A peine Scott avait-il été touché, que Judy s’était précipitée pour vérifier que Menthe allait bien. Bon, elle respirait encore. Elle aurait très certainement besoin de soins rapides, mais au moins, elle était vivante. Bélis s’occupait de ranimer Ravel de quelques gifles légères et il ne tarda pas à rejoindre le monde des conscients. Jude refusa toute explication sur sa présence au bon endroit et au bon moment, et se contenta de leur dire qu’à son avis, tous les quatre n’étaient plus en sécurité chez eux, donc ni sur Fleet Street, ni à Covent Garden, et qu’il valait mieux qu’ils aillent se mettre au vert jusqu’à ce que Scotland Yard mette la main sur Cassiel. Judy se retint de mentionner que dans ce cas, ils feraient aussi bien d’aller élever des moutons dans les landes, puisqu’ils risquaient fort de ne jamais revoir Londres. Mais ça n’aurait pas été très aimable vis-à-vis de leur sauveur. Elle se contenta donc d’aller remettre Menthe sur ses pieds et de la soutenir. Ensemble, ils reprirent le chemin de l’appartement.
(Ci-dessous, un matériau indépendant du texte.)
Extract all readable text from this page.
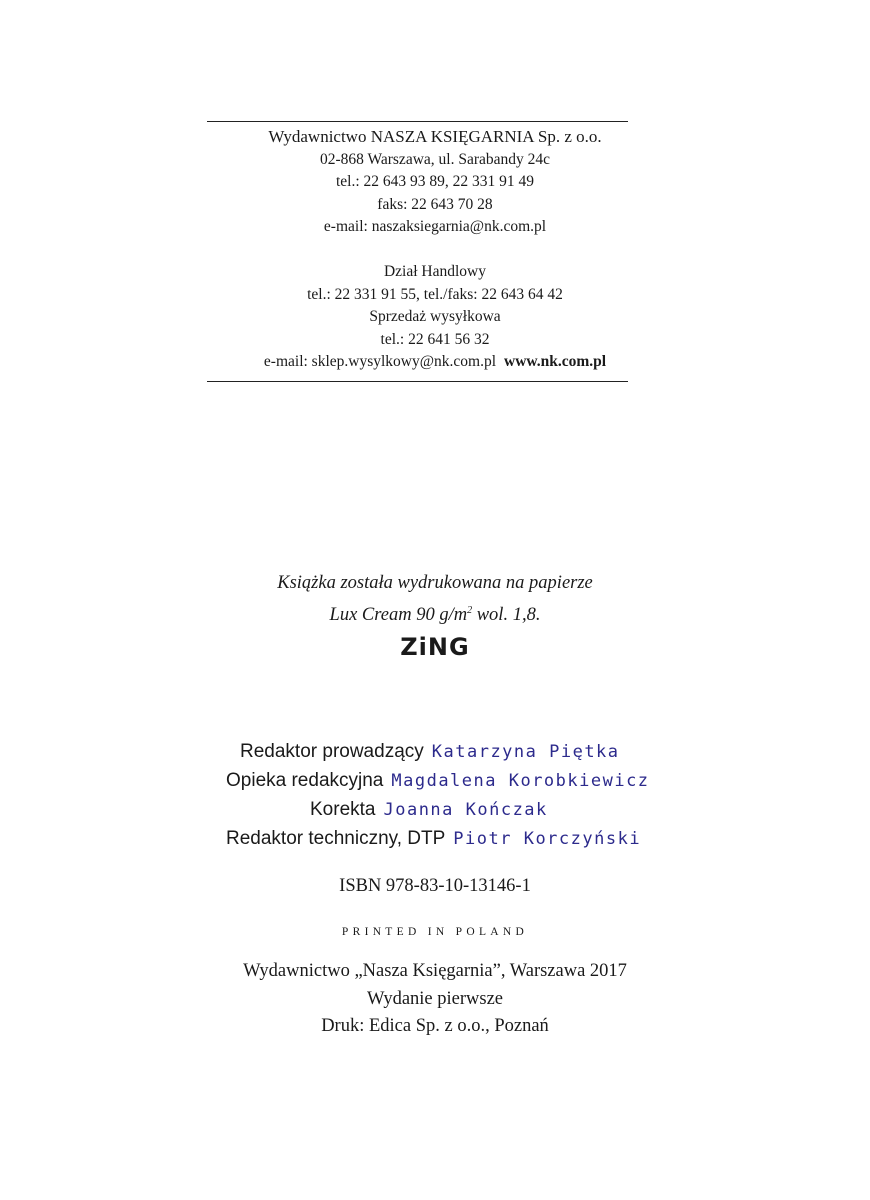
Wydawnictwo NASZA KSIĘGARNIA Sp. z o.o.

02-868 Warszawa, ul. Sarabandy 24c

tel.: 22 643 93 89, 22 331 91 49

faks: 22 643 70 28

e-mail: naszaksiegarnia@nk.com.pl

Dział Handlowy

tel.: 22 331 91 55, tel./faks: 22 643 64 42

Sprzedaż wysyłkowa

tel.: 22 641 56 32

e-mail: sklep.wysylkowy@nk.com.pl www.nk.com.pl

Książka została wydrukowana na papierze

Lux Cream 90 $g/m^2$ wol. 1,8.

ZiNG
Redaktor prowadzący Katarzyna Piętka
Opieka redakcyjna Magdalena Korobkiewicz
Korekta Joanna Kończak
Redaktor techniczny, DTP Piotr Korczyński
ISBN 978-83-10-13146-1
PRINTED IN POLAND

Wydawnictwo „Nasza Księgarnia”, Warszawa 2017

Wydanie pierwsze

Druk: Edica Sp. z o.o., Poznań
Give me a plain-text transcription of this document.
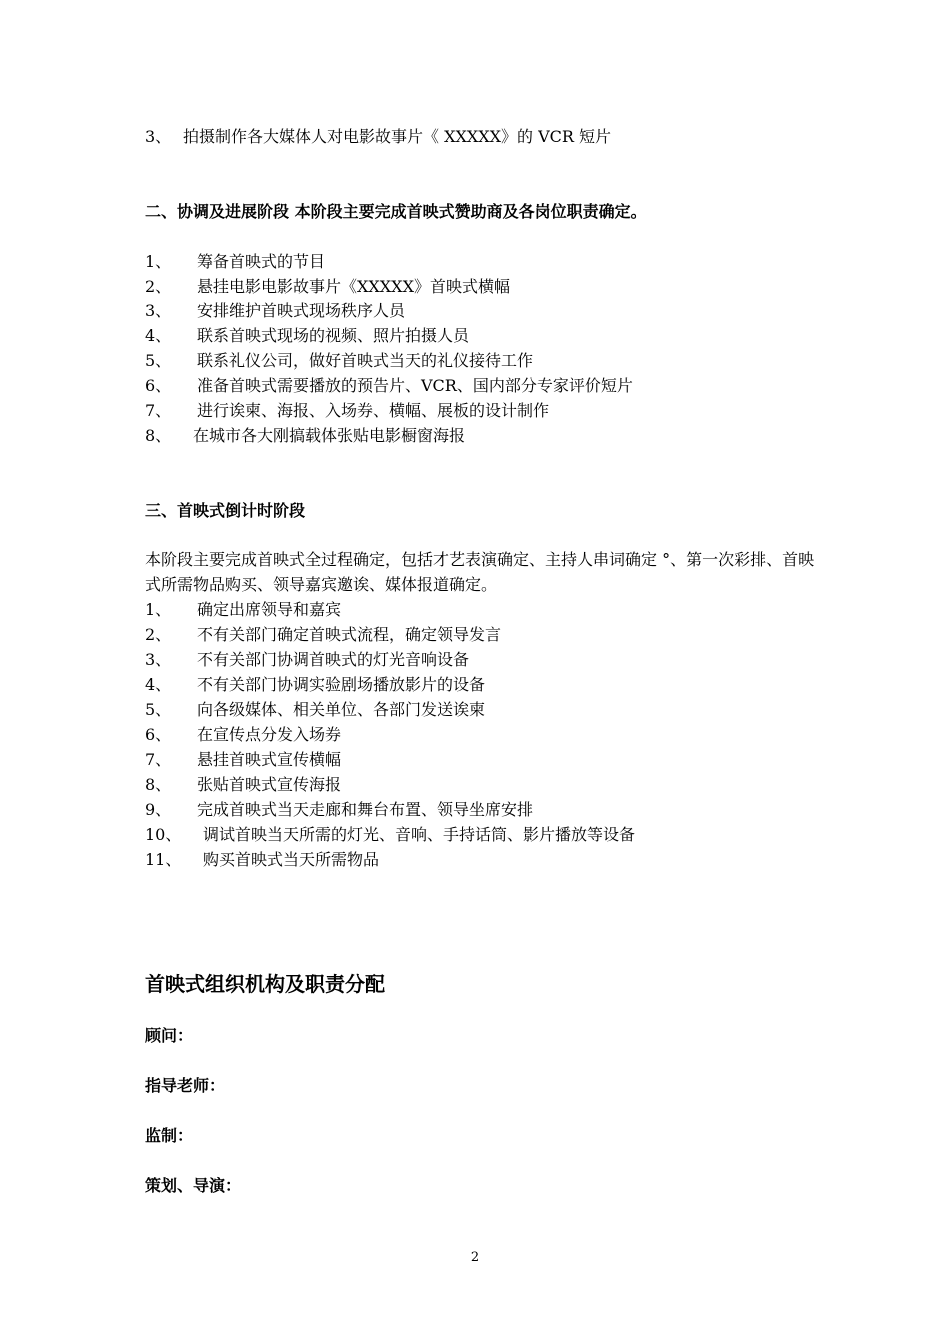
3、 拍摄制作各大媒体人对电影故事片《 XXXXX》的 VCR 短片
二、协调及进展阶段 本阶段主要完成首映式赞助商及各岗位职责确定。
1、 筹备首映式的节目
2、 悬挂电影电影故事片《XXXXX》首映式横幅
3、 安排维护首映式现场秩序人员
4、 联系首映式现场的视频、照片拍摄人员
5、 联系礼仪公司，做好首映式当天的礼仪接待工作
6、 准备首映式需要播放的预告片、VCR、国内部分专家评价短片
7、 进行诶柬、海报、入场券、横幅、展板的设计制作
8、 在城市各大刚搞载体张贴电影橱窗海报
三、首映式倒计时阶段
本阶段主要完成首映式全过程确定，包括才艺表演确定、主持人串词确定 °、第一次彩排、首映式所需物品购买、领导嘉宾邀诶、媒体报道确定。
1、 确定出席领导和嘉宾
2、 不有关部门确定首映式流程，确定领导发言
3、 不有关部门协调首映式的灯光音响设备
4、 不有关部门协调实验剧场播放影片的设备
5、 向各级媒体、相关单位、各部门发送诶柬
6、 在宣传点分发入场券
7、 悬挂首映式宣传横幅
8、 张贴首映式宣传海报
9、 完成首映式当天走廊和舞台布置、领导坐席安排
10、 调试首映当天所需的灯光、音响、手持话筒、影片播放等设备
11、 购买首映式当天所需物品
首映式组织机构及职责分配
顾问：
指导老师：
监制：
策划、导演：
2
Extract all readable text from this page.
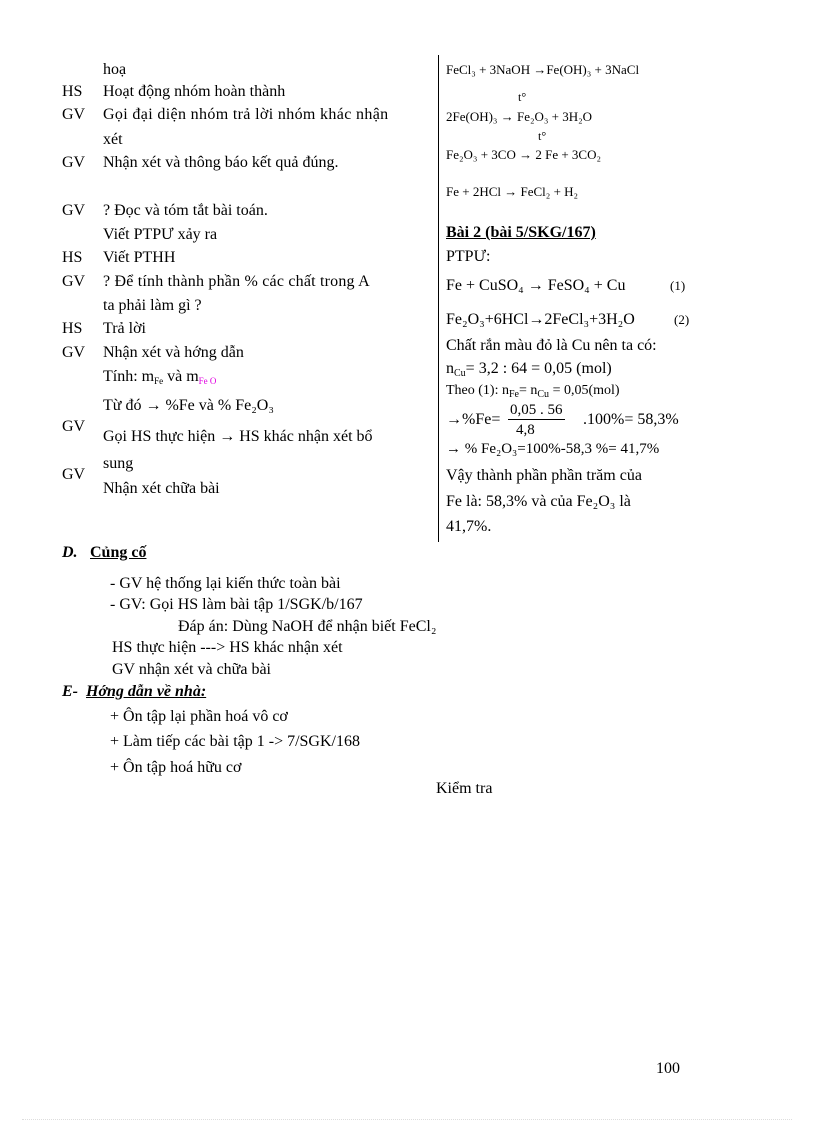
hoạ
HS Hoạt động nhóm hoàn thành
GV Gọi đại diện nhóm trả lời nhóm khác nhận
xét
GV Nhận xét và thông báo kết quả đúng.
GV ? Đọc và tóm tắt bài toán.
Viết PTPƯ xảy ra
HS Viết PTHH
GV ? Để tính thành phần % các chất trong A
ta phải làm gì ?
HS Trả lời
GV Nhận xét và hớng dẫn
Tính: $m_{Fe}$ và mFe O
Từ đó → %Fe và % Fe₂O₃
GV
Gọi HS thực hiện → HS khác nhận xét bổ
sung
GV
Nhận xét chữa bài
FeCl₃ + 3NaOH →Fe(OH)₃ + 3NaCl
t°
2Fe(OH)₃ → Fe₂O₃ + 3H₂O
t°
Fe₂O₃ + 3CO → 2 Fe + 3CO₂
Fe + 2HCl → FeCl₂ + H₂
Bài 2 (bài 5/SKG/167)
PTPƯ:
Fe + CuSO₄ → FeSO₄ + Cu	(1)
Fe₂O₃+6HCl→2FeCl₃+3H₂O	(2)
Chất rắn màu đỏ là Cu nên ta có:
$n_{Cu}= 3,2$ : 64 = 0,05 (mol)
Theo (1): $n_{Fe}= n_{Cu} = 0,05(mol)$
$\to\%Fe= \frac{0,05 . 56}{4,8} .100\%= 58,3\%$
→ % Fe₂O₃=100%-58,3 %= 41,7%
Vậy thành phần phần trăm của
Fe là: 58,3% và của Fe₂O₃ là
41,7%.
D. Củng cố
- GV hệ thống lại kiến thức toàn bài
- GV: Gọi HS làm bài tập 1/SGK/b/167
Đáp án: Dùng NaOH để nhận biết FeCl₂
HS thực hiện ---> HS khác nhận xét
GV nhận xét và chữa bài
E- Hớng dẫn về nhà:
+ Ôn tập lại phần hoá vô cơ
+ Làm tiếp các bài tập 1 -> 7/SGK/168
+ Ôn tập hoá hữu cơ
Kiểm tra
100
Une fois relativement à l’abri des éventuels autres tueurs, Jude, Bélis et Menthe s’empressèrent de jeter quelques affaires dans différentes valises. Ravel resta à l’extérieur à patienter avec Smith n°3. Le silence lui pesait un peu, mais il ne savait pas trop quoi dire à l’inspecteur, et s’attendait à peu près à se faire arrêter d’un instant à l’autre. Il se contenta donc de contempler le plafond d’un air profondément intéressé, tandis que Jude manifestait son impatience en tapotant sur le cadre de la porte. Ils entendirent un vacarme assez conséquent, des tiroirs ouverts et refermés, des chocs, à croire que quelqu’un était en train de se battre là-dedans. Mais non, les trois filles ressortirent en traînant deux petites malles avec elles. Jude se contenta d’un signe de tête, et mena la marche vers l’extérieur. Ravel n’osa pas proposer de les aider à porter.